The commission recommended criminal prosecution of the four unidentified, uniformed individuals, shown either on tape or in pictures, firing at the direction of the marchers. They also recommended that the officers under the Western Police District and the INP Field Force who were armed during the incident be also prosecuted under the Public Assembly Act of 1985.
They also recommended the prosecution of the marchers, for carrying deadly or offensive weapons. Peasant leader Tadeo was recommended to be charged with violation of Batas Pambansa Blg. 880 for holding the rally without a permit and for violation of Article 142, as amended, of the Revised Penal Code, or inciting to sedition.
The commission recommended that the government compensate the family of those who have died, and the wounded victims. In 1988, relatives of the victims filed a P6.5 million class suit before the Manila Regional Trial Court Branch 9 under Edilberto Sandoval but the case was later dismissed.
In 1993, the relatives elevated their case to the Supreme Court; however, the high court only upheld the earlier RTC decision, citing the state’s immunity from suit.
In 2011, the KMP and other peasant organizations urged the Department of Justice to reopen the case but there is still no update regarding their appeal, said Arjona.
Fighting for justice
Former Anakpawis Rep. Rafael Mariano was the secretary general of the KMP when the Mendiola massacre took place. At the program at the Mendiola Bridge (now called as Chino Roces Bridge), Mariano recalled seeing fire trucks positioned at the back of the police and Marines. Mariano said they wanted to negotiate but the police wouldn’t budge. Police men started pushing the farmers on the other side of Mendiola. Then came the water cannon and tear gas.
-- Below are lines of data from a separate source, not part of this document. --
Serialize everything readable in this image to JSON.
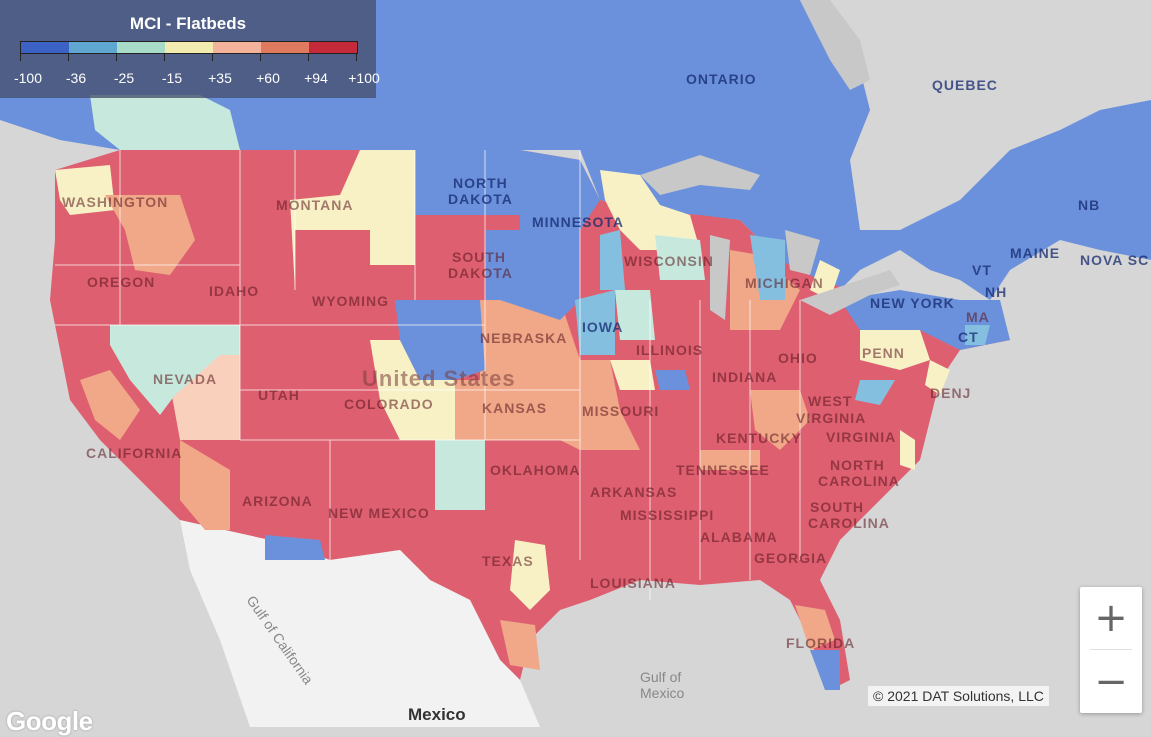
{
  "legend": {
    "title": "MCI - Flatbeds",
    "colors": [
      "#3b62c4",
      "#5fa7d0",
      "#a8dcc8",
      "#f3ecb0",
      "#f2b39a",
      "#e07a5f",
      "#c42a3a"
    ],
    "ticks": [
      "-100",
      "-36",
      "-25",
      "-15",
      "+35",
      "+60",
      "+94",
      "+100"
    ]
  },
  "colors": {
    "water": "#d6d6d6",
    "canada": "#6b91dc",
    "land_gray": "#f2f2f2",
    "red": "#de6070",
    "light_red": "#f0a888",
    "yellow": "#f8f1c6",
    "blue": "#6b91dc",
    "light_blue": "#85bfe0",
    "teal": "#c7e9dd"
  },
  "labels": {
    "canada": [
      "ONTARIO",
      "QUEBEC",
      "NB",
      "NOVA SC"
    ],
    "states": [
      "WASHINGTON",
      "MONTANA",
      "NORTH",
      "DAKOTA",
      "MINNESOTA",
      "OREGON",
      "IDAHO",
      "SOUTH",
      "DAKOTA",
      "WISCONSIN",
      "MICHIGAN",
      "WYOMING",
      "MAINE",
      "NEW YORK",
      "NEBRASKA",
      "IOWA",
      "NEVADA",
      "PENN",
      "ILLINOIS",
      "INDIANA",
      "OHIO",
      "UTAH",
      "COLORADO",
      "KANSAS",
      "MISSOURI",
      "CALIFORNIA",
      "WEST",
      "VIRGINIA",
      "KENTUCKY",
      "VIRGINIA",
      "TENNESSEE",
      "OKLAHOMA",
      "ARIZONA",
      "NEW MEXICO",
      "ARKANSAS",
      "NORTH",
      "CAROLINA",
      "SOUTH",
      "CAROLINA",
      "MISSISSIPPI",
      "ALABAMA",
      "GEORGIA",
      "TEXAS",
      "LOUISIANA",
      "FLORIDA",
      "DENJ",
      "VT",
      "NH",
      "MA",
      "CT"
    ],
    "country": "United States",
    "mexico": "Mexico",
    "gulf_mexico": "Gulf of\nMexico",
    "gulf_california": "Gulf of California"
  },
  "zoom": {
    "in": "+",
    "out": "−"
  },
  "copyright": "© 2021 DAT Solutions, LLC",
  "logo": "Google"
}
“We ran as we took off our shirts, and dipped them in a vendor’s tub of samalamig (cool drinks). We wiped our eyes that were burning from the teargas. When we asked the vendor how much we owe him, he said ‘don’t bother, it’s free.’”
Mariano said a resident let them inside their house for a while. When they got out of Mendiola, they saw scattered slippers and a dead body. “A car past by and we pleaded to bring the dead man to the hospital.” He said they were not able to identify who among the 13 martyrs that dead man was.
“It is so saddening to recall that day. But comrades, have the massacres, killings and land grabbing stopped?” Mariano asked. The crowd gave a resounding no.
“That is why we should always commemorate the Mendiola massacre because up to now, no one has been prosecuted. Even the recommendation of the commission to prosecute the perpetrators was not heeded, not by the previous administrations, much less by the son of first Aquino administration.”